Pir Tariq Shah, a doctoral student majoring in microbiology at Shanxi University, followed the events. The Pakistani student was impressed by China's achievements last year.
China's gross domestic product (GDP) exceeded the 110-trillion-yuan (about 17.3 trillion US dollars) threshold in 2021, an increase of 8.1 percent over 2020, according to the government work report.
"As a major economy in the world, China played a crucial role in stabilizing the global economy," he said.
For many foreign students, the Belt and Road Initiative (BRI) is the topic of the most concern during the "two sessions."
The government work report said that China will promote high-quality cooperation under the BRI, remaining committed to the principle of achieving shared growth through consultation and collaboration. Tariq believed that this will boost growth for participating countries.
Connecting Kashgar, northwest China's Xinjiang Uygur Autonomous Region, and Gwadar Port, Pakistan, the 3,000-km China-Pakistan Economic Corridor (CPEC) covers transportation, energy, agriculture and other construction projects, which brought tangible benefit to local people.
The Koto Hydropower Project is an example of China's participation in Pakistan's infrastructure construction. With the help of Chinese contractors, the project in Khyber Pakhtunkhwa Province, Pakistan, is nearing completion and is expected to generate clean energy this year.
"China's investment in Pakistan enabled more local people to have jobs and laid a foundation for sustainable development in the future," said Tariq.
Passy Charles Riseph, a student from the Republic of the Congo who majors in Business Management at Shanxi University, was a direct beneficiary of the BRI.
From 2010 to 2014, he worked as a translator in the construction of the Maya-Maya Airport in Brazzaville, also a project undertaken by a Chinese company.
"Our airport had only one floor in the past. While after the construction was completed, it was at one point the most competitive airport in Central Africa," Riseph said.
The experience inspired him to study in China. In 2014, he took off from the new airport and arrived in China for a new adventure.
China is now participating in the construction of the Republic of the Congo's Pointe-Noire Special Economic Zone.
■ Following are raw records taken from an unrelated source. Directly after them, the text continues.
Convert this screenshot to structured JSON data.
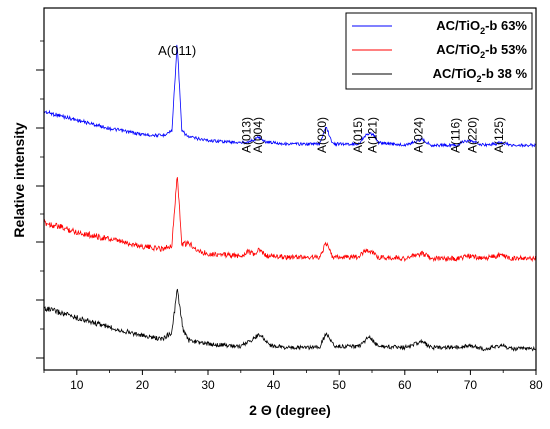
{
  "chart_data": {
    "type": "line",
    "xlabel": "2 Θ (degree)",
    "ylabel": "Relative intensity",
    "xlim": [
      5,
      80
    ],
    "x_ticks": [
      "10",
      "20",
      "30",
      "40",
      "50",
      "60",
      "70",
      "80"
    ],
    "grid": false,
    "legend_position": "top-right",
    "series": [
      {
        "name": "AC/TiO2-b 63%",
        "label_main": "AC/TiO",
        "label_sub": "2",
        "label_tail": "-b 63%",
        "color": "#0000ff",
        "points": [
          [
            5,
            0.42
          ],
          [
            10,
            0.35
          ],
          [
            15,
            0.28
          ],
          [
            20,
            0.23
          ],
          [
            23,
            0.22
          ],
          [
            24.5,
            0.26
          ],
          [
            25.3,
            1.0
          ],
          [
            26,
            0.26
          ],
          [
            27,
            0.21
          ],
          [
            30,
            0.18
          ],
          [
            35,
            0.16
          ],
          [
            36.9,
            0.18
          ],
          [
            37.8,
            0.21
          ],
          [
            38.6,
            0.17
          ],
          [
            42,
            0.15
          ],
          [
            47,
            0.15
          ],
          [
            48,
            0.3
          ],
          [
            49,
            0.15
          ],
          [
            53,
            0.15
          ],
          [
            53.9,
            0.22
          ],
          [
            55.1,
            0.24
          ],
          [
            56,
            0.16
          ],
          [
            60,
            0.14
          ],
          [
            62.7,
            0.19
          ],
          [
            64,
            0.14
          ],
          [
            68,
            0.14
          ],
          [
            68.8,
            0.17
          ],
          [
            70.3,
            0.17
          ],
          [
            72,
            0.14
          ],
          [
            75,
            0.16
          ],
          [
            76,
            0.14
          ],
          [
            80,
            0.14
          ]
        ]
      },
      {
        "name": "AC/TiO2-b 53%",
        "label_main": "AC/TiO",
        "label_sub": "2",
        "label_tail": "-b 53%",
        "color": "#ff0000",
        "points": [
          [
            5,
            0.38
          ],
          [
            10,
            0.3
          ],
          [
            15,
            0.24
          ],
          [
            20,
            0.18
          ],
          [
            23,
            0.16
          ],
          [
            24.5,
            0.19
          ],
          [
            25.3,
            0.78
          ],
          [
            26,
            0.2
          ],
          [
            27.4,
            0.2
          ],
          [
            28.5,
            0.14
          ],
          [
            30,
            0.12
          ],
          [
            35,
            0.1
          ],
          [
            36.1,
            0.14
          ],
          [
            37,
            0.11
          ],
          [
            37.8,
            0.15
          ],
          [
            39,
            0.1
          ],
          [
            42,
            0.09
          ],
          [
            47,
            0.09
          ],
          [
            48,
            0.21
          ],
          [
            49,
            0.09
          ],
          [
            53,
            0.09
          ],
          [
            53.9,
            0.15
          ],
          [
            55.1,
            0.13
          ],
          [
            56,
            0.09
          ],
          [
            60,
            0.08
          ],
          [
            62.7,
            0.12
          ],
          [
            64,
            0.08
          ],
          [
            68,
            0.08
          ],
          [
            69.8,
            0.1
          ],
          [
            72,
            0.08
          ],
          [
            75,
            0.11
          ],
          [
            76,
            0.08
          ],
          [
            80,
            0.08
          ]
        ]
      },
      {
        "name": "AC/TiO2-b 38 %",
        "label_main": "AC/TiO",
        "label_sub": "2",
        "label_tail": "-b 38 %",
        "color": "#000000",
        "points": [
          [
            5,
            0.4
          ],
          [
            10,
            0.32
          ],
          [
            15,
            0.24
          ],
          [
            20,
            0.17
          ],
          [
            23,
            0.14
          ],
          [
            24.5,
            0.2
          ],
          [
            25.3,
            0.55
          ],
          [
            26.2,
            0.22
          ],
          [
            27,
            0.13
          ],
          [
            30,
            0.1
          ],
          [
            35,
            0.08
          ],
          [
            37.9,
            0.18
          ],
          [
            39.5,
            0.09
          ],
          [
            42,
            0.07
          ],
          [
            47,
            0.07
          ],
          [
            48,
            0.19
          ],
          [
            49.3,
            0.08
          ],
          [
            53,
            0.08
          ],
          [
            54.5,
            0.16
          ],
          [
            56,
            0.08
          ],
          [
            60,
            0.07
          ],
          [
            62.7,
            0.12
          ],
          [
            64,
            0.07
          ],
          [
            68,
            0.07
          ],
          [
            69.8,
            0.09
          ],
          [
            72,
            0.06
          ],
          [
            75,
            0.09
          ],
          [
            76,
            0.06
          ],
          [
            80,
            0.06
          ]
        ]
      }
    ],
    "peak_annotations": [
      {
        "text": "A(011)",
        "x": 25.3
      },
      {
        "text": "A(013)",
        "x": 36.9
      },
      {
        "text": "A(004)",
        "x": 37.8
      },
      {
        "text": "A(020)",
        "x": 48.0
      },
      {
        "text": "A(015)",
        "x": 53.9
      },
      {
        "text": "A(121)",
        "x": 55.1
      },
      {
        "text": "A(024)",
        "x": 62.7
      },
      {
        "text": "A(116)",
        "x": 68.8
      },
      {
        "text": "A(220)",
        "x": 70.3
      },
      {
        "text": "A(125)",
        "x": 75.0
      }
    ]
  }
}
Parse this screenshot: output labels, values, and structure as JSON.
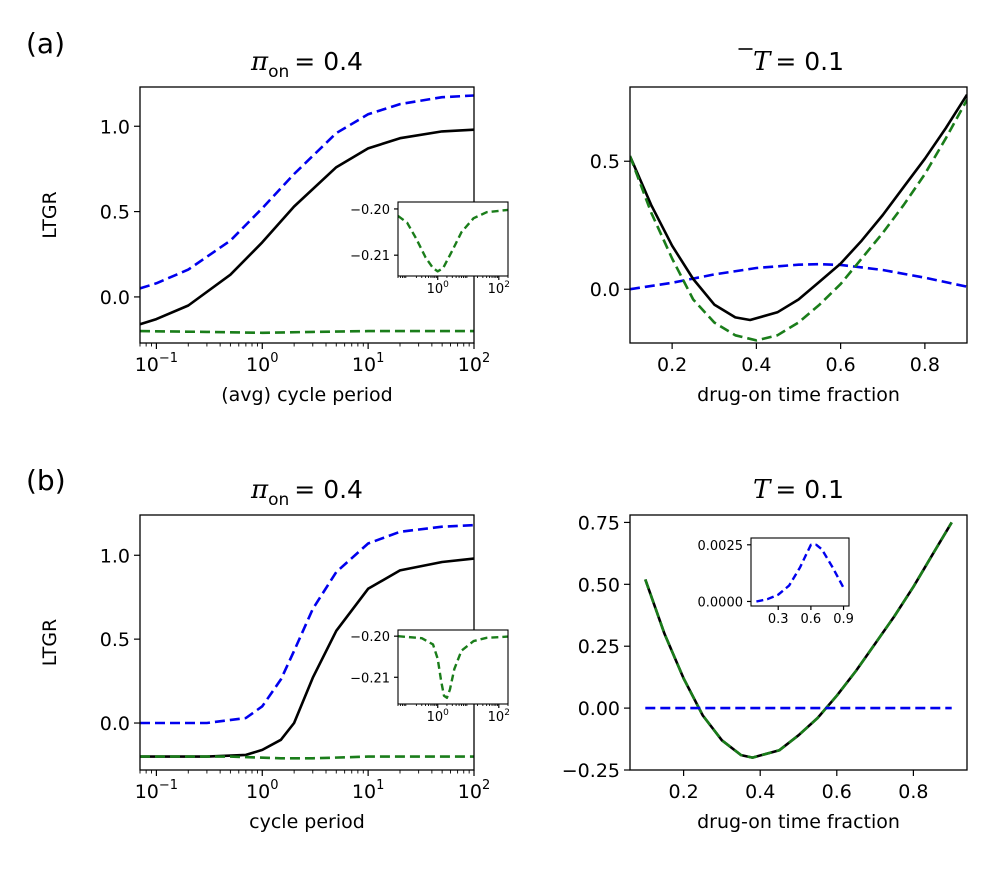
{
  "panel_labels": {
    "a": "(a)",
    "b": "(b)"
  },
  "colors": {
    "blue": "#0000ee",
    "black": "#000000",
    "green": "#1a7d1a"
  },
  "chart_data": [
    {
      "id": "a_left",
      "type": "line",
      "title": {
        "sym": "π",
        "sub": "on",
        "eq": "= 0.4"
      },
      "xlabel": "(avg) cycle period",
      "ylabel": "LTGR",
      "xscale": "log",
      "xlim": [
        0.07,
        100
      ],
      "ylim": [
        -0.27,
        1.23
      ],
      "xticks": [
        {
          "v": 0.1,
          "base": "10",
          "exp": "−1"
        },
        {
          "v": 1,
          "base": "10",
          "exp": "0"
        },
        {
          "v": 10,
          "base": "10",
          "exp": "1"
        },
        {
          "v": 100,
          "base": "10",
          "exp": "2"
        }
      ],
      "yticks": [
        {
          "v": 0,
          "label": "0.0"
        },
        {
          "v": 0.5,
          "label": "0.5"
        },
        {
          "v": 1,
          "label": "1.0"
        }
      ],
      "series": [
        {
          "name": "blue",
          "style": "dashed",
          "x": [
            0.07,
            0.1,
            0.2,
            0.5,
            1,
            2,
            5,
            10,
            20,
            50,
            100
          ],
          "y": [
            0.05,
            0.08,
            0.16,
            0.33,
            0.52,
            0.72,
            0.96,
            1.07,
            1.13,
            1.17,
            1.18
          ]
        },
        {
          "name": "black",
          "style": "solid",
          "x": [
            0.07,
            0.1,
            0.2,
            0.5,
            1,
            2,
            5,
            10,
            20,
            50,
            100
          ],
          "y": [
            -0.16,
            -0.13,
            -0.05,
            0.13,
            0.32,
            0.53,
            0.76,
            0.87,
            0.93,
            0.97,
            0.98
          ]
        },
        {
          "name": "green",
          "style": "dashed",
          "x": [
            0.07,
            0.3,
            1,
            3,
            10,
            30,
            100
          ],
          "y": [
            -0.2,
            -0.205,
            -0.21,
            -0.205,
            -0.2,
            -0.2,
            -0.2
          ]
        }
      ],
      "inset": {
        "xscale": "log",
        "xlim": [
          0.05,
          200
        ],
        "ylim": [
          -0.2145,
          -0.1985
        ],
        "xticks": [
          {
            "v": 1,
            "base": "10",
            "exp": "0"
          },
          {
            "v": 100,
            "base": "10",
            "exp": "2"
          }
        ],
        "yticks": [
          {
            "v": -0.2,
            "label": "−0.20"
          },
          {
            "v": -0.21,
            "label": "−0.21"
          }
        ],
        "series": [
          {
            "name": "green",
            "style": "dashed",
            "x": [
              0.05,
              0.1,
              0.2,
              0.4,
              0.7,
              1,
              1.5,
              3,
              6,
              15,
              40,
              200
            ],
            "y": [
              -0.2015,
              -0.203,
              -0.2065,
              -0.2105,
              -0.2128,
              -0.2135,
              -0.2128,
              -0.209,
              -0.205,
              -0.202,
              -0.2007,
              -0.2002
            ]
          }
        ]
      }
    },
    {
      "id": "a_right",
      "type": "line",
      "title": {
        "sym": "T",
        "sub": "",
        "eq": "= 0.1",
        "overline": true
      },
      "xlabel": "drug-on time fraction",
      "ylabel": "",
      "xscale": "linear",
      "xlim": [
        0.1,
        0.9
      ],
      "ylim": [
        -0.21,
        0.79
      ],
      "xticks": [
        {
          "v": 0.2,
          "label": "0.2"
        },
        {
          "v": 0.4,
          "label": "0.4"
        },
        {
          "v": 0.6,
          "label": "0.6"
        },
        {
          "v": 0.8,
          "label": "0.8"
        }
      ],
      "yticks": [
        {
          "v": 0,
          "label": "0.0"
        },
        {
          "v": 0.5,
          "label": "0.5"
        }
      ],
      "series": [
        {
          "name": "blue",
          "style": "dashed",
          "x": [
            0.1,
            0.2,
            0.3,
            0.4,
            0.5,
            0.55,
            0.6,
            0.7,
            0.8,
            0.9
          ],
          "y": [
            0.0,
            0.025,
            0.058,
            0.083,
            0.096,
            0.098,
            0.095,
            0.075,
            0.045,
            0.01
          ]
        },
        {
          "name": "black",
          "style": "solid",
          "x": [
            0.1,
            0.15,
            0.2,
            0.25,
            0.3,
            0.35,
            0.385,
            0.45,
            0.5,
            0.55,
            0.6,
            0.65,
            0.7,
            0.75,
            0.8,
            0.85,
            0.9
          ],
          "y": [
            0.52,
            0.33,
            0.17,
            0.04,
            -0.06,
            -0.11,
            -0.12,
            -0.09,
            -0.04,
            0.03,
            0.1,
            0.19,
            0.29,
            0.4,
            0.51,
            0.63,
            0.76
          ]
        },
        {
          "name": "green",
          "style": "dashed",
          "x": [
            0.1,
            0.15,
            0.2,
            0.25,
            0.3,
            0.35,
            0.4,
            0.45,
            0.5,
            0.55,
            0.6,
            0.65,
            0.7,
            0.75,
            0.8,
            0.85,
            0.9
          ],
          "y": [
            0.52,
            0.3,
            0.12,
            -0.04,
            -0.13,
            -0.18,
            -0.2,
            -0.18,
            -0.13,
            -0.06,
            0.02,
            0.12,
            0.22,
            0.33,
            0.45,
            0.59,
            0.74
          ]
        }
      ]
    },
    {
      "id": "b_left",
      "type": "line",
      "title": {
        "sym": "π",
        "sub": "on",
        "eq": "= 0.4"
      },
      "xlabel": "cycle period",
      "ylabel": "LTGR",
      "xscale": "log",
      "xlim": [
        0.07,
        100
      ],
      "ylim": [
        -0.28,
        1.24
      ],
      "xticks": [
        {
          "v": 0.1,
          "base": "10",
          "exp": "−1"
        },
        {
          "v": 1,
          "base": "10",
          "exp": "0"
        },
        {
          "v": 10,
          "base": "10",
          "exp": "1"
        },
        {
          "v": 100,
          "base": "10",
          "exp": "2"
        }
      ],
      "yticks": [
        {
          "v": 0,
          "label": "0.0"
        },
        {
          "v": 0.5,
          "label": "0.5"
        },
        {
          "v": 1,
          "label": "1.0"
        }
      ],
      "series": [
        {
          "name": "blue",
          "style": "dashed",
          "x": [
            0.07,
            0.3,
            0.7,
            1,
            1.5,
            2,
            3,
            5,
            10,
            20,
            50,
            100
          ],
          "y": [
            0.0,
            0.0,
            0.03,
            0.1,
            0.26,
            0.43,
            0.68,
            0.9,
            1.07,
            1.14,
            1.17,
            1.18
          ]
        },
        {
          "name": "black",
          "style": "solid",
          "x": [
            0.07,
            0.3,
            0.7,
            1,
            1.5,
            2,
            3,
            5,
            10,
            20,
            50,
            100
          ],
          "y": [
            -0.2,
            -0.2,
            -0.19,
            -0.16,
            -0.1,
            0.0,
            0.27,
            0.55,
            0.8,
            0.91,
            0.96,
            0.98
          ]
        },
        {
          "name": "green",
          "style": "dashed",
          "x": [
            0.07,
            0.5,
            1.5,
            3,
            10,
            100
          ],
          "y": [
            -0.2,
            -0.2,
            -0.21,
            -0.21,
            -0.2,
            -0.2
          ]
        }
      ],
      "inset": {
        "xscale": "log",
        "xlim": [
          0.05,
          200
        ],
        "ylim": [
          -0.2165,
          -0.1985
        ],
        "xticks": [
          {
            "v": 1,
            "base": "10",
            "exp": "0"
          },
          {
            "v": 100,
            "base": "10",
            "exp": "2"
          }
        ],
        "yticks": [
          {
            "v": -0.2,
            "label": "−0.20"
          },
          {
            "v": -0.21,
            "label": "−0.21"
          }
        ],
        "series": [
          {
            "name": "green",
            "style": "dashed",
            "x": [
              0.05,
              0.3,
              0.7,
              1,
              1.3,
              1.6,
              2,
              2.5,
              3.5,
              6,
              15,
              40,
              200
            ],
            "y": [
              -0.2,
              -0.2005,
              -0.202,
              -0.2055,
              -0.211,
              -0.2145,
              -0.215,
              -0.213,
              -0.208,
              -0.2035,
              -0.2012,
              -0.2004,
              -0.2001
            ]
          }
        ]
      }
    },
    {
      "id": "b_right",
      "type": "line",
      "title": {
        "sym": "T",
        "sub": "",
        "eq": "= 0.1"
      },
      "xlabel": "drug-on time fraction",
      "ylabel": "",
      "xscale": "linear",
      "xlim": [
        0.06,
        0.94
      ],
      "ylim": [
        -0.25,
        0.78
      ],
      "xticks": [
        {
          "v": 0.2,
          "label": "0.2"
        },
        {
          "v": 0.4,
          "label": "0.4"
        },
        {
          "v": 0.6,
          "label": "0.6"
        },
        {
          "v": 0.8,
          "label": "0.8"
        }
      ],
      "yticks": [
        {
          "v": -0.25,
          "label": "−0.25"
        },
        {
          "v": 0,
          "label": "0.00"
        },
        {
          "v": 0.25,
          "label": "0.25"
        },
        {
          "v": 0.5,
          "label": "0.50"
        },
        {
          "v": 0.75,
          "label": "0.75"
        }
      ],
      "series": [
        {
          "name": "black",
          "style": "solid",
          "x": [
            0.1,
            0.15,
            0.2,
            0.25,
            0.3,
            0.35,
            0.38,
            0.45,
            0.5,
            0.55,
            0.6,
            0.65,
            0.7,
            0.75,
            0.8,
            0.85,
            0.9
          ],
          "y": [
            0.52,
            0.3,
            0.12,
            -0.03,
            -0.13,
            -0.19,
            -0.2,
            -0.17,
            -0.11,
            -0.04,
            0.05,
            0.15,
            0.26,
            0.37,
            0.49,
            0.62,
            0.75
          ]
        },
        {
          "name": "green",
          "style": "dashed",
          "x": [
            0.1,
            0.15,
            0.2,
            0.25,
            0.3,
            0.35,
            0.38,
            0.45,
            0.5,
            0.55,
            0.6,
            0.65,
            0.7,
            0.75,
            0.8,
            0.85,
            0.9
          ],
          "y": [
            0.52,
            0.3,
            0.12,
            -0.03,
            -0.13,
            -0.19,
            -0.2,
            -0.17,
            -0.11,
            -0.04,
            0.05,
            0.15,
            0.26,
            0.37,
            0.49,
            0.62,
            0.75
          ]
        },
        {
          "name": "blue",
          "style": "dashed",
          "x": [
            0.1,
            0.3,
            0.5,
            0.7,
            0.9
          ],
          "y": [
            0.0,
            0.0,
            0.0,
            0.0,
            0.0
          ]
        }
      ],
      "inset": {
        "xscale": "linear",
        "xlim": [
          0.05,
          0.95
        ],
        "ylim": [
          -0.0002,
          0.0028
        ],
        "xticks": [
          {
            "v": 0.3,
            "label": "0.3"
          },
          {
            "v": 0.6,
            "label": "0.6"
          },
          {
            "v": 0.9,
            "label": "0.9"
          }
        ],
        "yticks": [
          {
            "v": 0,
            "label": "0.0000"
          },
          {
            "v": 0.0025,
            "label": "0.0025"
          }
        ],
        "series": [
          {
            "name": "blue",
            "style": "dashed",
            "x": [
              0.1,
              0.2,
              0.3,
              0.4,
              0.5,
              0.55,
              0.6,
              0.65,
              0.7,
              0.8,
              0.9
            ],
            "y": [
              0.0,
              0.0001,
              0.0003,
              0.0007,
              0.0015,
              0.002,
              0.0025,
              0.0025,
              0.0023,
              0.0015,
              0.0006
            ]
          }
        ]
      }
    }
  ]
}
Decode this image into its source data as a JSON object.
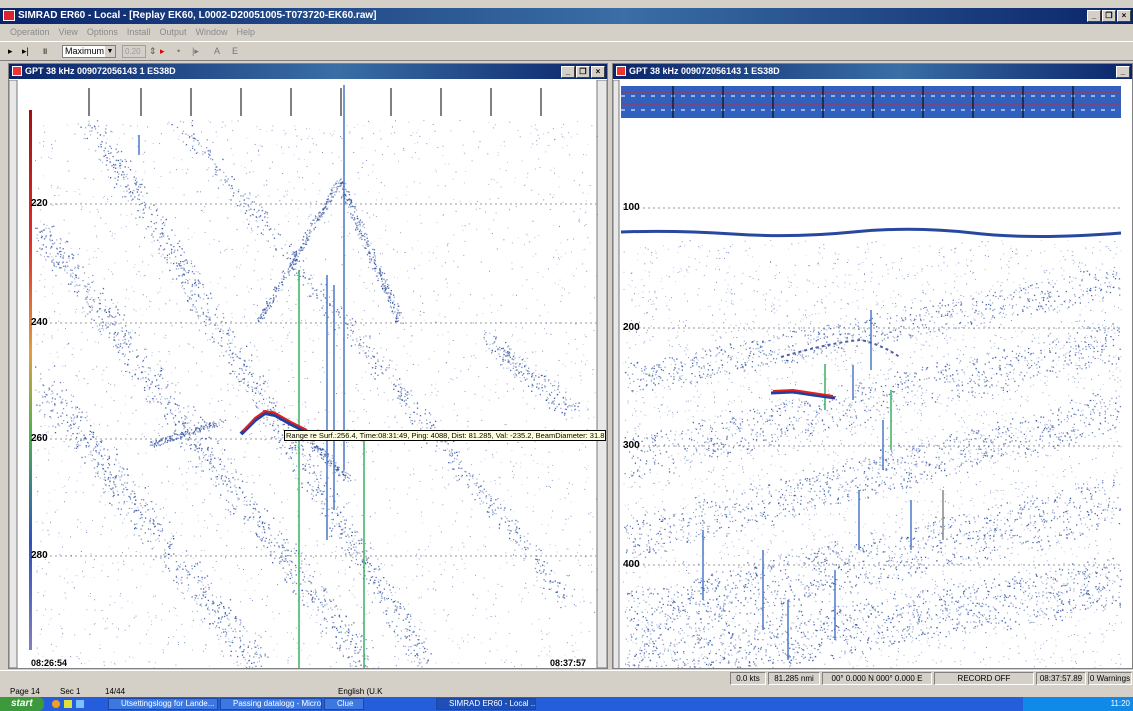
{
  "app": {
    "title": "SIMRAD ER60 - Local - [Replay EK60, L0002-D20051005-T073720-EK60.raw]",
    "menu": [
      "Operation",
      "View",
      "Options",
      "Install",
      "Output",
      "Window",
      "Help"
    ]
  },
  "toolbar": {
    "range_select": "Maximum",
    "value_field": "0.20",
    "tool_a": "A",
    "tool_e": "E"
  },
  "left_panel": {
    "title": "GPT  38 kHz 009072056143 1 ES38D",
    "depth_labels": [
      "220",
      "240",
      "260",
      "280"
    ],
    "time_start": "08:26:54",
    "time_end": "08:37:57",
    "tooltip": "Range re Surf.:256.4, Time:08:31:49, Ping: 4088, Dist: 81.285, Val: -235.2, BeamDiameter: 31.8"
  },
  "right_panel": {
    "title": "GPT  38 kHz 009072056143 1 ES38D",
    "depth_labels": [
      "100",
      "200",
      "300",
      "400"
    ]
  },
  "status": {
    "speed": "0.0 kts",
    "distance": "81.285 nmi",
    "position": "00° 0.000 N  000° 0.000 E",
    "record": "RECORD OFF",
    "time": "08:37:57.89",
    "warnings": "0 Warnings"
  },
  "wordbar": {
    "page": "Page 14",
    "sec": "Sec 1",
    "pages": "14/44",
    "lang": "English (U.K"
  },
  "taskbar": {
    "start": "start",
    "items": [
      "Utsettingslogg for Lande...",
      "Passing datalogg - Micro...",
      "Clue",
      "SIMRAD ER60 - Local ..."
    ],
    "clock": "11:20"
  },
  "colors": {
    "titlebar": "#0a246a",
    "echo_blue": "#3050a0",
    "track_red": "#e02020",
    "taskbar": "#245edb"
  }
}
Riseph hopes that one day his country can also own a special economic zone as developed as China's Shenzhen.
Tungamirai Eric Mupona, a Zimbabwean student who majors in international affairs and global governance at Zhejiang University, cares more about the topic of rural development.
In recent years, he visited rural areas in Ningxia, Jiangxi, Zhejiang and other places, hoping to learn from China's poverty alleviation experience and apply it to his hometown.
The government work report mentioned that China will fully consolidate and build on its achievements in poverty elimination by promoting all-round rural vitalization.
"It is of great significance for promoting the continuous income increase of poverty-stricken people and preventing large-scale return to poverty," Mupona said.
Last summer, Mupona and more than 10 African youths came to Xingxian County, Shanxi Province to explore the magic code of poverty alleviation in this former national poverty-stricken county.
During a week's visit, he found that the local households had moved from earthen caves in the mountains to residential areas with complete living facilities.
Through the development of paper-cutting, millet planting and other industries under the guidance of the government and village cadres, the income of the villagers had been continuously increased.
"China's economic achievement has brought not only opportunities but also confidence to developing countries," said Riseph, who is determined to go back to his country and put his knowledge to use. "I want more compatriots to live better lives in the future."